Columnistas

No desinformarás

En la antigüedad, las noticias buenas o malas que provenían de lejos viajaban a la velocidad que permitían los vientos a las velas de los barcos y conforme al galope o paso cansino de las bestias. El nacimiento de un príncipe heredero y la muerte de un monarca, el inicio de una guerra y la firma de la paz, desgracias, albricias, calamidades o hechos venturosos.

Podemos hacernos una idea con el tiempo que debió transcurrir para que los pliegos de la independencia centroamericana arribaran a las principales ciudades de la provincia hondureña: trece días después de suscrita en la capital de la Capitanía General, tardando varios días más para ser conocida en el extremo meridional del istmo.

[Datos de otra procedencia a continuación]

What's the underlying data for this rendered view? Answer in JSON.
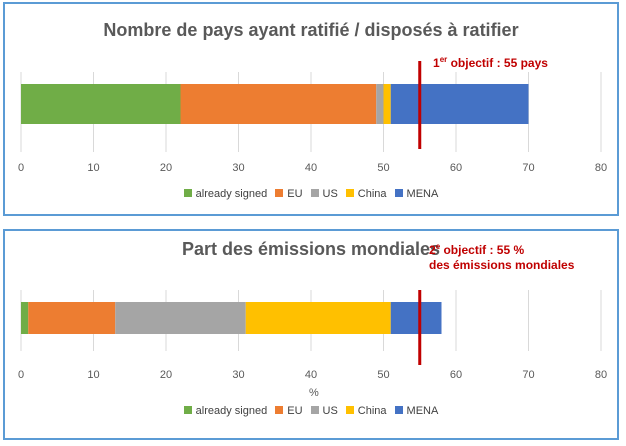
{
  "chart_data": [
    {
      "type": "bar",
      "orientation": "horizontal-stacked",
      "title": "Nombre de pays ayant ratifié / disposés à ratifier",
      "xlim": [
        0,
        80
      ],
      "xticks": [
        "0",
        "10",
        "20",
        "30",
        "40",
        "50",
        "60",
        "70",
        "80"
      ],
      "xlabel": "",
      "series": [
        {
          "name": "already signed",
          "values": [
            22
          ],
          "color": "#70ad47"
        },
        {
          "name": "EU",
          "values": [
            27
          ],
          "color": "#ed7d31"
        },
        {
          "name": "US",
          "values": [
            1
          ],
          "color": "#a5a5a5"
        },
        {
          "name": "China",
          "values": [
            1
          ],
          "color": "#ffc000"
        },
        {
          "name": "MENA",
          "values": [
            19
          ],
          "color": "#4472c4"
        }
      ],
      "objective": {
        "value": 55,
        "ordinal": "1",
        "sup": "er",
        "label": " objectif : 55 pays",
        "color": "#c00000"
      }
    },
    {
      "type": "bar",
      "orientation": "horizontal-stacked",
      "title": "Part des émissions mondiales",
      "xlim": [
        0,
        80
      ],
      "xticks": [
        "0",
        "10",
        "20",
        "30",
        "40",
        "50",
        "60",
        "70",
        "80"
      ],
      "xlabel": "%",
      "series": [
        {
          "name": "already signed",
          "values": [
            1
          ],
          "color": "#70ad47"
        },
        {
          "name": "EU",
          "values": [
            12
          ],
          "color": "#ed7d31"
        },
        {
          "name": "US",
          "values": [
            18
          ],
          "color": "#a5a5a5"
        },
        {
          "name": "China",
          "values": [
            20
          ],
          "color": "#ffc000"
        },
        {
          "name": "MENA",
          "values": [
            7
          ],
          "color": "#4472c4"
        }
      ],
      "objective": {
        "value": 55,
        "ordinal": "2",
        "sup": "e",
        "label": " objectif : 55 %",
        "line2": "des émissions mondiales",
        "color": "#c00000"
      }
    }
  ]
}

Hoy, la información llega inmediatamente a la gente. Primero fue la televisión que nos convirtió en espectadores de primera fila de la historia, que se desenvolvía “en directo y a todo color” ante nuestros ojos. La inmediatez de las imágenes es tan poderosa que recuerdo como si fuera ayer mi admiración infantil ante la transmisión televisiva de la inauguración del Mundial de fútbol de 1974, rememorándola cada vez que soy testigo de un acontecimiento “en vivo”. Nuestra generación se acostumbró a ello: la explosión de una nave espacial, la caída del Muro de Berlín, las protestas de Tiannamen, el ataque a las “Torres Gemelas”, el genocidio ruandés y yugoslavo, las guerras en Medio Oriente, las manifestaciones de la “Primavera árabe”, torneos de balompié y Juegos Olímpicos, crisis políticas y golpes de Estado... La lista es interminable.

Con el torrente de imágenes y sonidos “en tiempo real” que ahora nos ofrecen ordenadores y teléfonos portátiles por medio de distintas plataformas digitales, la inmediatez y omnipresencia informativa se convirtió en una realidad palpable que supera a la ciencia ficción de los libros. Medios de comunicación facilitan a la mayoría acceso a información que va de confiable a dudosa, “oficial” o alternativa, veraz o falsa. Ya la calidad de esta no depende solo de la originalidad de la fuente sino del canal que la transmite, así como de los valores y motivaciones que la inspiran. Los “wikileaks”, por ejemplo, demostraron que los límites al acceso a la información “reservada” que impone un Estado pueden ser superados si hay quien se anime de verdad a traspasarlas y hacerlas públicas.

“Soy amigo de Platón, pero más amiga es la verdad”, decía Sócrates. Esta breve y poderosa frase debería ser la inspiración de quienes dedican su vida diaria a informar a los demás, sin importar el lugar donde se encuentren y el medio utilizado. La desinformación que se transmite por redes sociales nos obliga a ser cuidadosos y verificar el origen de la información, desentrañando las posibles intenciones ocultas detrás de su difusión. Hacer “fact-checking” es esencial, pues ocultar verdades es tan grave como mentirle a sabiendas a la gente: la veracidad que se escamotea suele emerger luminosa y como bien enseña la Historia, solo sobrevivirá a su juicio aquel que pudiendo desinformar, prefirió ser amigo de la verdad.